First, a few general sites that come to mind are: Jobs.com, Indeed.com, Monster.com and Beyond.com. Consider creating a profile and subscribing to a few of these so you can get familiar with the market in the area.
Second, go to the institutional websites of the companies you want to work for and try searching their “jobs” section. You can even identify hospitals or community pharmacies using Google Maps in the city where you want to work. Sometimes you will find things here that are not posted elsewhere. The Department of Veterans Affairs is one to check out given the large number of pharmacists they employee and they list pharmacist jobs here.
Third, use professional websites. The American College of Clinical Pharmacy has a jobs search engine here. American Association of Colleges of Pharmacy has a jobs search engine here. There are several others and many specialty groups also have websites for jobs. For example, the Society of Infectious Diseases Pharmacists lists pharmacist job openings in this specialty here.
Online job postings should not be your only method of identifying positions for application. You should also be doing number 5, see below!
Personal experience: I cannot tell you how many times I applied to an online posting only to receive an email weeks later that the job had already been filled. A recruiter told me that human resources usually have a cap of how many applications they can review so the sooner you apply, the better. I downloaded the app and applied through my phone as soon as I saw a new post I was interested in and I was able to land a few interviews through that method.
5. Network, network, network, network, network… and then network some more
This is by far the most important point to keep in mind as you set yourself up to get a job!!!
I used to think networking meant having a stack of business cards and handing them out appropriately during a professional conference, and although yes, that is absolutely considered networking, that is certainly not the only nor most effective means of networking.
First, try talking to your fellow coworkers and ask: Does anyone know how the market looks like in __(insert city)__? Pharmacy is a small world, you will be surprised at the connections you will find with little effort.
Second, update your LinkedIn profile. You may discover that an old colleague is in the same field as you and you can connect to gain insight. You can also network with recruiters (from my experience, they will probably find you first once you update your LinkedIn profile).

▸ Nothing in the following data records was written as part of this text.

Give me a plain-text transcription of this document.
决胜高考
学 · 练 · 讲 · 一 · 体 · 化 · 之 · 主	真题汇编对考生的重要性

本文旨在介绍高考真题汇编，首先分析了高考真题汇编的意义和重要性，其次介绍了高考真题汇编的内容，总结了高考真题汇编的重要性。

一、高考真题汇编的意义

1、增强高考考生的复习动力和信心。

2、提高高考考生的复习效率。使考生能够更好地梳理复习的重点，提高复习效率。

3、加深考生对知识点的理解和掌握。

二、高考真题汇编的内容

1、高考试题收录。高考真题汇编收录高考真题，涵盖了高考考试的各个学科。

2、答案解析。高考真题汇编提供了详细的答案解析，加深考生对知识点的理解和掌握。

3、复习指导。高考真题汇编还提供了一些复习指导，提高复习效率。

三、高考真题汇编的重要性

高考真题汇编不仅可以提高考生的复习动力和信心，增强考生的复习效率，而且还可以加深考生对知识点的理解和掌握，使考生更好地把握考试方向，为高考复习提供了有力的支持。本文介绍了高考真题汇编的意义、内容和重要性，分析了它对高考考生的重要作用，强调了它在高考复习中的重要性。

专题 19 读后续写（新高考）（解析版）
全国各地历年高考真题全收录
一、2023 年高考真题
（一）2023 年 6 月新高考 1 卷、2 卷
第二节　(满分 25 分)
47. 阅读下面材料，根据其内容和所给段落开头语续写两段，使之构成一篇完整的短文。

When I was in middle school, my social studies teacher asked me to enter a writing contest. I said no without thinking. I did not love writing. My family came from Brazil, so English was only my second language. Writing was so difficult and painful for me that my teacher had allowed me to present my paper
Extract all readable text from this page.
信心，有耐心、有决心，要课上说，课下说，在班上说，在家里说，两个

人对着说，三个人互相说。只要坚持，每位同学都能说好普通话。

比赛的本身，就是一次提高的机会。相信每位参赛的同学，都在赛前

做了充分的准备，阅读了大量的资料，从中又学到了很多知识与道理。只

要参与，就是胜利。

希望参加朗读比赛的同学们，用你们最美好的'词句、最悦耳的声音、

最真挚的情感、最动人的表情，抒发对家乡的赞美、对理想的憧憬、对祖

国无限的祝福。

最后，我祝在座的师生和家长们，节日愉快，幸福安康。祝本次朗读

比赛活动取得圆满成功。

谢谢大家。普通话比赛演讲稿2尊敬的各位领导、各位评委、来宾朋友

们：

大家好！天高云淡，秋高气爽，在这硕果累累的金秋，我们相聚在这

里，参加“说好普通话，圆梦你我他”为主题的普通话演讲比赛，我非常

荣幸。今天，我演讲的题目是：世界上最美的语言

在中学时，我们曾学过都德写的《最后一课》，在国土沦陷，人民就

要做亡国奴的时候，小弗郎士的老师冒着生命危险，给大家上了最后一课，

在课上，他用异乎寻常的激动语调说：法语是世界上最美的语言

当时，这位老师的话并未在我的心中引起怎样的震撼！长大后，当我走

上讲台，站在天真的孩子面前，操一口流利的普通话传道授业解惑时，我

Third, consider emailing an administrator directly. Usually job applications will first go to human resources and there it will get screened and can potentially get stuck, never making it to the people you really want to see it. You can bypass this step by writing a well-constructed email directly to the hiring manager or director, making your intentions known and briefly making a case for your candidacy. This can be risky and is best done in conjunction with a recommendation from a colleague who has provided you with the contact information for the administrator. If done wrong, this approach can backfire, so do not be too ambitious with this technique or you may end up black-listed. I would definitely recommend having a mentor review the email before you send it.

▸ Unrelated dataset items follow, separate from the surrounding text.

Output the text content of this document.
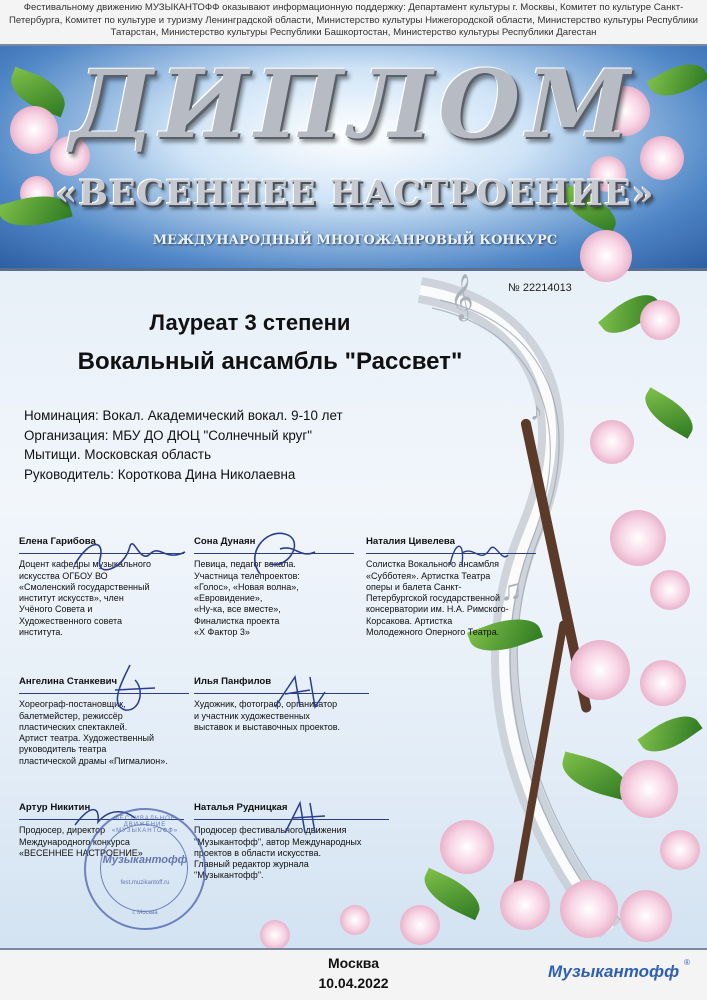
Фестивальному движению МУЗЫКАНТОФФ оказывают информационную поддержку: Департамент культуры г. Москвы, Комитет по культуре Санкт-Петербурга, Комитет по культуре и туризму Ленинградской области, Министерство культуры Нижегородской области, Министерство культуры Республики Татарстан, Министерство культуры Республики Башкортостан, Министерство культуры Республики Дагестан
ДИПЛОМ
«ВЕСЕННЕЕ НАСТРОЕНИЕ»
МЕЖДУНАРОДНЫЙ МНОГОЖАНРОВЫЙ КОНКУРС
𝄞
♪
♫
№ 22214013
Лауреат 3 степени
Вокальный ансамбль "Рассвет"
Номинация: Вокал. Академический вокал. 9-10 лет
Организация: МБУ ДО ДЮЦ "Солнечный круг"
Мытищи. Московская область
Руководитель: Короткова Дина Николаевна
Елена Гарибова
Доцент кафедры музыкального
искусства ОГБОУ ВО
«Смоленский государственный
институт искусств», член
Учёного Совета и
Художественного совета
института.
Сона Дунаян
Певица, педагог вокала.
Участница телепроектов:
«Голос», «Новая волна»,
«Евровидение»,
«Ну-ка, все вместе»,
Финалистка проекта
«Х Фактор 3»
Наталия Цивелева
Солистка Вокального ансамбля
«Субботея». Артистка Театра
оперы и балета Санкт-
Петербургской государственной
консерватории им. Н.А. Римского-
Корсакова. Артистка
Молодежного Оперного Театра.
Ангелина Станкевич
Хореограф-постановщик,
балетмейстер, режиссёр
пластических спектаклей.
Артист театра. Художественный
руководитель театра
пластической драмы «Пигмалион».
Илья Панфилов
Художник, фотограф, организатор
и участник художественных
выставок и выставочных проектов.
Артур Никитин
Продюсер, директор
Международного конкурса
«ВЕСЕННЕЕ НАСТРОЕНИЕ»
Наталья Рудницкая
Продюсер фестивального движения
"Музыкантофф", автор Международных
проектов в области искусства.
Главный редактор журнала
"Музыкантофф".
ФЕСТИВАЛЬНОЕ ДВИЖЕНИЕ «МУЗЫКАНТОФФ»
Музыкантофф
fest.muzikantoff.ru
г. Москва
Москва
10.04.2022
Музыкантофф ®
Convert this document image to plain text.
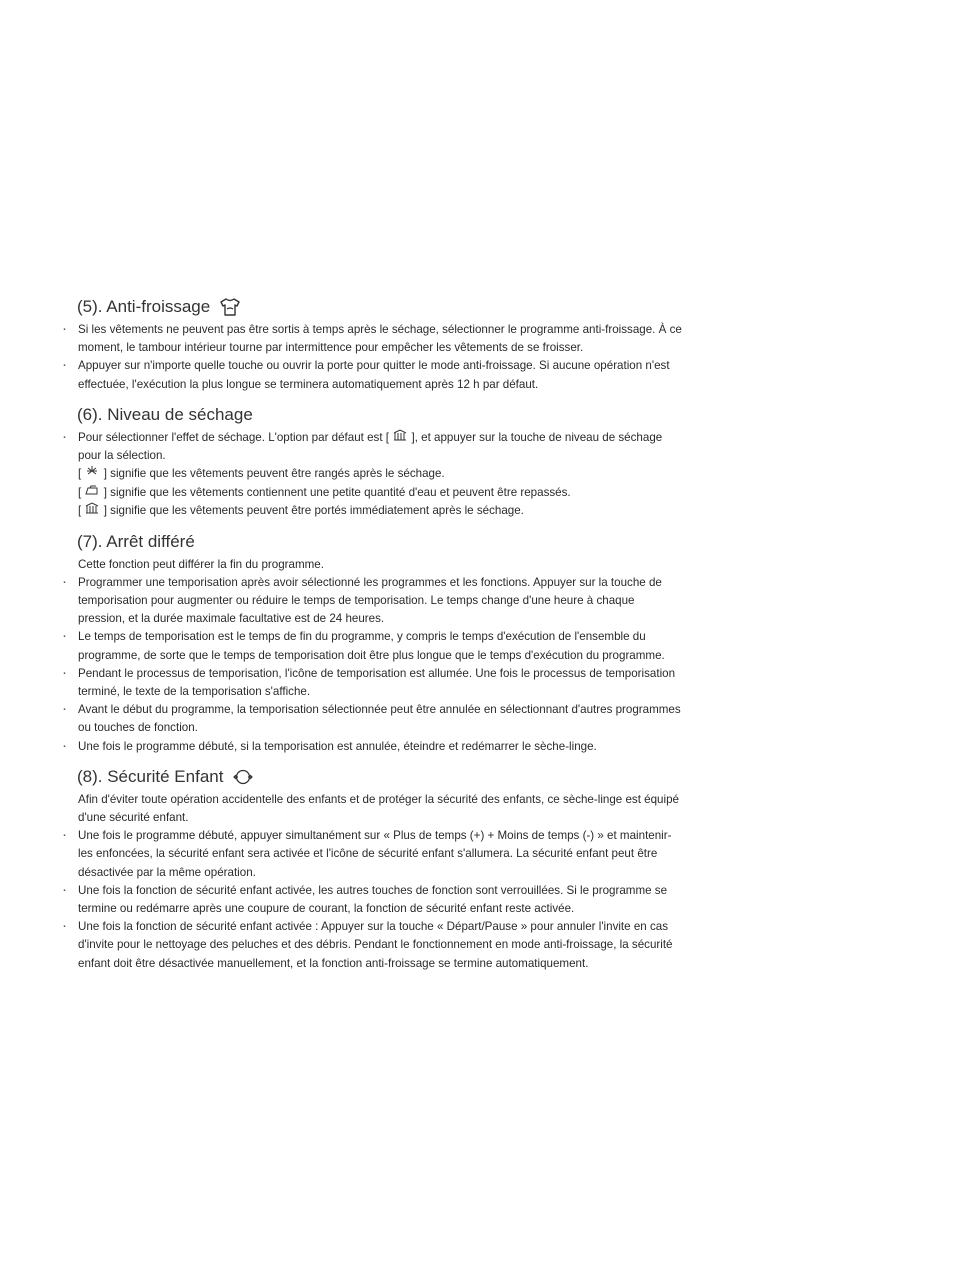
(5). Anti-froissage

· Si les vêtements ne peuvent pas être sortis à temps après le séchage, sélectionner le programme anti-froissage. À ce moment, le tambour intérieur tourne par intermittence pour empêcher les vêtements de se froisser.

· Appuyer sur n'importe quelle touche ou ouvrir la porte pour quitter le mode anti-froissage. Si aucune opération n'est effectuée, l'exécution la plus longue se terminera automatiquement après 12 h par défaut.

(6). Niveau de séchage

· Pour sélectionner l'effet de séchage. L'option par défaut est [ ], et appuyer sur la touche de niveau de séchage pour la sélection.

[ ] signifie que les vêtements peuvent être rangés après le séchage.

[ ] signifie que les vêtements contiennent une petite quantité d'eau et peuvent être repassés.

[ ] signifie que les vêtements peuvent être portés immédiatement après le séchage.

(7). Arrêt différé

Cette fonction peut différer la fin du programme.

· Programmer une temporisation après avoir sélectionné les programmes et les fonctions. Appuyer sur la touche de temporisation pour augmenter ou réduire le temps de temporisation. Le temps change d'une heure à chaque pression, et la durée maximale facultative est de 24 heures.

· Le temps de temporisation est le temps de fin du programme, y compris le temps d'exécution de l'ensemble du programme, de sorte que le temps de temporisation doit être plus longue que le temps d'exécution du programme.

· Pendant le processus de temporisation, l'icône de temporisation est allumée. Une fois le processus de temporisation terminé, le texte de la temporisation s'affiche.

· Avant le début du programme, la temporisation sélectionnée peut être annulée en sélectionnant d'autres programmes ou touches de fonction.

· Une fois le programme débuté, si la temporisation est annulée, éteindre et redémarrer le sèche-linge.

(8). Sécurité Enfant

Afin d'éviter toute opération accidentelle des enfants et de protéger la sécurité des enfants, ce sèche-linge est équipé d'une sécurité enfant.

· Une fois le programme débuté, appuyer simultanément sur « Plus de temps (+) + Moins de temps (-) » et maintenir-les enfoncées, la sécurité enfant sera activée et l'icône de sécurité enfant s'allumera. La sécurité enfant peut être désactivée par la même opération.

· Une fois la fonction de sécurité enfant activée, les autres touches de fonction sont verrouillées. Si le programme se termine ou redémarre après une coupure de courant, la fonction de sécurité enfant reste activée.

· Une fois la fonction de sécurité enfant activée : Appuyer sur la touche « Départ/Pause » pour annuler l'invite en cas d'invite pour le nettoyage des peluches et des débris. Pendant le fonctionnement en mode anti-froissage, la sécurité enfant doit être désactivée manuellement, et la fonction anti-froissage se termine automatiquement.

Personal experience: Keep networking even after you have interview offers! Ask around to see if anyone knows people who work at a particular company that you could talk to. You can gain some great insight from a 10-minute phone call with someone who already works at that company.
Final thought… what about my dream job?!?
For a number of reasons, the job that you end up getting may not seem like a “dream job”. Well, the best advice I ever got during my job search was: “if it’s not your dream job, turn it into your dream job.”
Every job has unique potential. I am confident that if you maintain a positive attitude and take initiative in a professional manner, you can turn your job’s potential into a reality. They say that the grass is greener on the other side of the fence, but you know what, the grass is also greener where you water it.
I hope these points helped you out, good luck!